PVR INOX Q1 FY26 concall decoded: Popcorn, plot twists & pricing wars

Hollywood strikes are history, Bollywood blockbusters are pacing evenly, and PVR INOX just had its “footfalls are back” quarter. Q1 FY26 saw revenue leap 23% YoY to ₹1,488 crore, ad revenue hit post-pandemic highs, and average spend on F&B jump to ₹148 per head. The crowd-puller? Less about one mega-hit and more about a conveyor belt of mid-to-high performers—ten films over ₹100 crore, three over ₹200 crore. Also starring: ₹99 “Blockbuster Tuesday” tickets that brought a million new/lapsed customers back to the big screen.

Why now?
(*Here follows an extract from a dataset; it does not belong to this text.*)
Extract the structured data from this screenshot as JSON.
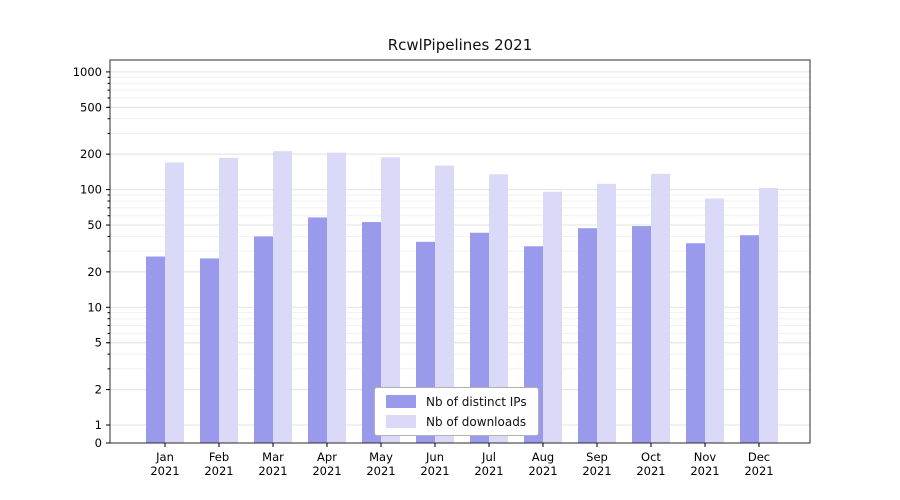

With OTT fatigue setting in and premium formats drawing record admissions, multiplexes are positioning themselves as multipurpose entertainment hubs before streaming platforms find their second wind.

Stick around—things get spicier two scrolls down.


AT A GLANCE
• Revenue ₹1,488 cr – Up 23% YoY, blockbuster pipeline in tow
• EBITDA ₹114 cr – Swung from loss last year; operating discipline paid
• PAT loss ₹34 cr – Vs ₹137 cr loss last year; still a sequel to profitability
• F&B SPH ₹148 – Highest ever; yes, for popcorn and Pepsi


MANAGEMENT’S KEY COMMENTARY

  • “₹99 Tuesdays brought back 1 million patrons.”
    Translation: Time-rich, cash-poor folks finally have a favourite weekday.
  • “Hollywood up 72% YoY.”
    Translation: Tom Cruise > subscription fatigue.
  • “Asset-light/FOCO screens signed: 127.”
    Translation: We’re sweating the brand, not the balance sheet.
  • “Net debt down ₹539 cr since merger.”